You can only buy one gun every two years. Any more would be fraud. People will try to prove that you bought guns in several counties even if you stand in one line all day, and the courts will take them seriously.
It is illegal to be given food or water waiting in line to buy a gun. You have to be registered to buy a gun and those rolls get purged every 15 minutes.
Unless you showed up to buy a gun within the last four years, you are removed from the registration rolls (maybe you didn’t actually buy, but you have to show up) If your name is different in two different government databases (say, one could support accents, another not) or your signature doesn’t match point-for-point with a different signature you made under different circumstances, you will be informed that you are ineligible to buy. If you carpooled to the gun purchase place, you’re banned because they’re busing you in from another district.

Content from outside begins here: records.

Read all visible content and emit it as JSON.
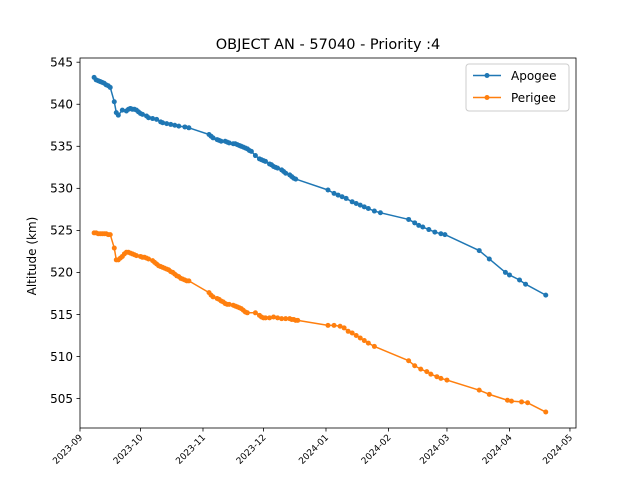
{
  "chart_data": {
    "type": "line",
    "title": "OBJECT AN - 57040 - Priority :4",
    "xlabel": "",
    "ylabel": "Altitude (km)",
    "xlim": [
      "2023-09-01",
      "2024-05-04"
    ],
    "ylim": [
      501.5,
      545.5
    ],
    "x_ticks": [
      "2023-09",
      "2023-10",
      "2023-11",
      "2023-12",
      "2024-01",
      "2024-02",
      "2024-03",
      "2024-04",
      "2024-05"
    ],
    "y_ticks": [
      505,
      510,
      515,
      520,
      525,
      530,
      535,
      540,
      545
    ],
    "grid": false,
    "legend_position": "top-right",
    "series": [
      {
        "name": "Apogee",
        "color": "#1f77b4",
        "points": [
          [
            "2023-09-08",
            543.2
          ],
          [
            "2023-09-09",
            542.9
          ],
          [
            "2023-09-10",
            542.8
          ],
          [
            "2023-09-11",
            542.7
          ],
          [
            "2023-09-12",
            542.6
          ],
          [
            "2023-09-13",
            542.5
          ],
          [
            "2023-09-14",
            542.3
          ],
          [
            "2023-09-15",
            542.2
          ],
          [
            "2023-09-16",
            542.0
          ],
          [
            "2023-09-18",
            540.3
          ],
          [
            "2023-09-19",
            539.0
          ],
          [
            "2023-09-20",
            538.7
          ],
          [
            "2023-09-22",
            539.3
          ],
          [
            "2023-09-24",
            539.2
          ],
          [
            "2023-09-25",
            539.4
          ],
          [
            "2023-09-26",
            539.5
          ],
          [
            "2023-09-27",
            539.4
          ],
          [
            "2023-09-28",
            539.4
          ],
          [
            "2023-09-29",
            539.3
          ],
          [
            "2023-09-30",
            539.1
          ],
          [
            "2023-10-01",
            538.9
          ],
          [
            "2023-10-02",
            538.8
          ],
          [
            "2023-10-04",
            538.6
          ],
          [
            "2023-10-05",
            538.4
          ],
          [
            "2023-10-07",
            538.3
          ],
          [
            "2023-10-09",
            538.2
          ],
          [
            "2023-10-11",
            537.9
          ],
          [
            "2023-10-12",
            537.8
          ],
          [
            "2023-10-14",
            537.7
          ],
          [
            "2023-10-16",
            537.6
          ],
          [
            "2023-10-18",
            537.5
          ],
          [
            "2023-10-20",
            537.4
          ],
          [
            "2023-10-23",
            537.3
          ],
          [
            "2023-10-25",
            537.2
          ],
          [
            "2023-11-04",
            536.4
          ],
          [
            "2023-11-05",
            536.2
          ],
          [
            "2023-11-06",
            536.0
          ],
          [
            "2023-11-08",
            535.8
          ],
          [
            "2023-11-09",
            535.7
          ],
          [
            "2023-11-10",
            535.6
          ],
          [
            "2023-11-12",
            535.6
          ],
          [
            "2023-11-13",
            535.5
          ],
          [
            "2023-11-14",
            535.4
          ],
          [
            "2023-11-16",
            535.3
          ],
          [
            "2023-11-17",
            535.3
          ],
          [
            "2023-11-18",
            535.2
          ],
          [
            "2023-11-19",
            535.1
          ],
          [
            "2023-11-20",
            535.0
          ],
          [
            "2023-11-21",
            534.9
          ],
          [
            "2023-11-22",
            534.8
          ],
          [
            "2023-11-23",
            534.7
          ],
          [
            "2023-11-24",
            534.5
          ],
          [
            "2023-11-25",
            534.4
          ],
          [
            "2023-11-27",
            533.9
          ],
          [
            "2023-11-29",
            533.5
          ],
          [
            "2023-11-30",
            533.4
          ],
          [
            "2023-12-01",
            533.3
          ],
          [
            "2023-12-02",
            533.2
          ],
          [
            "2023-12-04",
            532.9
          ],
          [
            "2023-12-05",
            532.8
          ],
          [
            "2023-12-06",
            532.6
          ],
          [
            "2023-12-07",
            532.5
          ],
          [
            "2023-12-08",
            532.4
          ],
          [
            "2023-12-10",
            532.2
          ],
          [
            "2023-12-11",
            532.0
          ],
          [
            "2023-12-12",
            531.8
          ],
          [
            "2023-12-14",
            531.6
          ],
          [
            "2023-12-15",
            531.4
          ],
          [
            "2023-12-16",
            531.2
          ],
          [
            "2023-12-17",
            531.1
          ],
          [
            "2024-01-02",
            529.8
          ],
          [
            "2024-01-05",
            529.4
          ],
          [
            "2024-01-07",
            529.2
          ],
          [
            "2024-01-09",
            529.0
          ],
          [
            "2024-01-11",
            528.8
          ],
          [
            "2024-01-14",
            528.4
          ],
          [
            "2024-01-16",
            528.2
          ],
          [
            "2024-01-18",
            528.0
          ],
          [
            "2024-01-20",
            527.8
          ],
          [
            "2024-01-22",
            527.6
          ],
          [
            "2024-01-25",
            527.3
          ],
          [
            "2024-01-28",
            527.1
          ],
          [
            "2024-02-11",
            526.3
          ],
          [
            "2024-02-14",
            525.9
          ],
          [
            "2024-02-16",
            525.6
          ],
          [
            "2024-02-18",
            525.4
          ],
          [
            "2024-02-21",
            525.1
          ],
          [
            "2024-02-24",
            524.8
          ],
          [
            "2024-02-27",
            524.6
          ],
          [
            "2024-02-29",
            524.5
          ],
          [
            "2024-03-17",
            522.6
          ],
          [
            "2024-03-22",
            521.6
          ],
          [
            "2024-03-30",
            520.0
          ],
          [
            "2024-04-01",
            519.7
          ],
          [
            "2024-04-06",
            519.1
          ],
          [
            "2024-04-09",
            518.6
          ],
          [
            "2024-04-19",
            517.3
          ]
        ]
      },
      {
        "name": "Perigee",
        "color": "#ff7f0e",
        "points": [
          [
            "2023-09-08",
            524.7
          ],
          [
            "2023-09-09",
            524.7
          ],
          [
            "2023-09-10",
            524.6
          ],
          [
            "2023-09-11",
            524.6
          ],
          [
            "2023-09-12",
            524.6
          ],
          [
            "2023-09-13",
            524.6
          ],
          [
            "2023-09-14",
            524.6
          ],
          [
            "2023-09-15",
            524.5
          ],
          [
            "2023-09-16",
            524.5
          ],
          [
            "2023-09-18",
            522.9
          ],
          [
            "2023-09-19",
            521.5
          ],
          [
            "2023-09-20",
            521.5
          ],
          [
            "2023-09-21",
            521.7
          ],
          [
            "2023-09-22",
            521.9
          ],
          [
            "2023-09-23",
            522.2
          ],
          [
            "2023-09-24",
            522.4
          ],
          [
            "2023-09-25",
            522.4
          ],
          [
            "2023-09-26",
            522.3
          ],
          [
            "2023-09-27",
            522.2
          ],
          [
            "2023-09-28",
            522.1
          ],
          [
            "2023-09-29",
            522.0
          ],
          [
            "2023-10-01",
            521.9
          ],
          [
            "2023-10-02",
            521.8
          ],
          [
            "2023-10-03",
            521.8
          ],
          [
            "2023-10-04",
            521.7
          ],
          [
            "2023-10-05",
            521.6
          ],
          [
            "2023-10-07",
            521.4
          ],
          [
            "2023-10-08",
            521.2
          ],
          [
            "2023-10-09",
            521.0
          ],
          [
            "2023-10-10",
            520.8
          ],
          [
            "2023-10-11",
            520.7
          ],
          [
            "2023-10-12",
            520.6
          ],
          [
            "2023-10-13",
            520.5
          ],
          [
            "2023-10-14",
            520.4
          ],
          [
            "2023-10-15",
            520.3
          ],
          [
            "2023-10-16",
            520.1
          ],
          [
            "2023-10-17",
            520.0
          ],
          [
            "2023-10-18",
            519.8
          ],
          [
            "2023-10-19",
            519.6
          ],
          [
            "2023-10-20",
            519.5
          ],
          [
            "2023-10-21",
            519.3
          ],
          [
            "2023-10-22",
            519.2
          ],
          [
            "2023-10-23",
            519.1
          ],
          [
            "2023-10-24",
            519.0
          ],
          [
            "2023-10-25",
            519.0
          ],
          [
            "2023-11-04",
            517.6
          ],
          [
            "2023-11-05",
            517.3
          ],
          [
            "2023-11-06",
            517.1
          ],
          [
            "2023-11-08",
            516.9
          ],
          [
            "2023-11-09",
            516.8
          ],
          [
            "2023-11-10",
            516.6
          ],
          [
            "2023-11-11",
            516.5
          ],
          [
            "2023-11-12",
            516.3
          ],
          [
            "2023-11-13",
            516.2
          ],
          [
            "2023-11-14",
            516.2
          ],
          [
            "2023-11-16",
            516.1
          ],
          [
            "2023-11-17",
            516.0
          ],
          [
            "2023-11-18",
            515.9
          ],
          [
            "2023-11-19",
            515.8
          ],
          [
            "2023-11-20",
            515.7
          ],
          [
            "2023-11-21",
            515.5
          ],
          [
            "2023-11-22",
            515.3
          ],
          [
            "2023-11-23",
            515.2
          ],
          [
            "2023-11-27",
            515.2
          ],
          [
            "2023-11-29",
            514.9
          ],
          [
            "2023-11-30",
            514.7
          ],
          [
            "2023-12-01",
            514.6
          ],
          [
            "2023-12-02",
            514.6
          ],
          [
            "2023-12-04",
            514.6
          ],
          [
            "2023-12-06",
            514.7
          ],
          [
            "2023-12-08",
            514.6
          ],
          [
            "2023-12-10",
            514.5
          ],
          [
            "2023-12-12",
            514.5
          ],
          [
            "2023-12-14",
            514.5
          ],
          [
            "2023-12-15",
            514.4
          ],
          [
            "2023-12-16",
            514.4
          ],
          [
            "2023-12-17",
            514.3
          ],
          [
            "2023-12-18",
            514.3
          ],
          [
            "2024-01-02",
            513.7
          ],
          [
            "2024-01-05",
            513.7
          ],
          [
            "2024-01-08",
            513.6
          ],
          [
            "2024-01-10",
            513.4
          ],
          [
            "2024-01-12",
            513.0
          ],
          [
            "2024-01-14",
            512.8
          ],
          [
            "2024-01-16",
            512.5
          ],
          [
            "2024-01-18",
            512.2
          ],
          [
            "2024-01-20",
            511.9
          ],
          [
            "2024-01-22",
            511.6
          ],
          [
            "2024-01-25",
            511.2
          ],
          [
            "2024-02-11",
            509.5
          ],
          [
            "2024-02-14",
            508.9
          ],
          [
            "2024-02-17",
            508.5
          ],
          [
            "2024-02-20",
            508.2
          ],
          [
            "2024-02-22",
            507.9
          ],
          [
            "2024-02-25",
            507.6
          ],
          [
            "2024-02-27",
            507.4
          ],
          [
            "2024-03-01",
            507.2
          ],
          [
            "2024-03-17",
            506.0
          ],
          [
            "2024-03-22",
            505.5
          ],
          [
            "2024-03-31",
            504.8
          ],
          [
            "2024-04-02",
            504.7
          ],
          [
            "2024-04-07",
            504.6
          ],
          [
            "2024-04-10",
            504.5
          ],
          [
            "2024-04-19",
            503.4
          ]
        ]
      }
    ]
  }
}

Of course, the problem is with all these “guns are easier to get than voting” analogies is that the same people who have no troubles walking into a store are the same ones who have none of these issues with voting. These folks proudly posing with their AR-15s and Glocks, boasting about how it makes them so much more, about their FREEDOM, have never had to stand in line for ten hours or been forced to do more than flash a DL when going in to vote. They’d be quite happy to see similar rules applied because those rules would never affect them. They’d continue to buy their guns quite happily and easily… and they’re the ones most likely to use them against the rest of us.
Not an authoritative source, but a Canadian friend who collected handguns said there is a “personal protection” handgun license in Canada. But it’s vanishingly rare for one to be given. The only one he’d heard of was Pierre Elliot Trudeau, during the FLQ crisis.
Requires source, and my google-fu is weak today.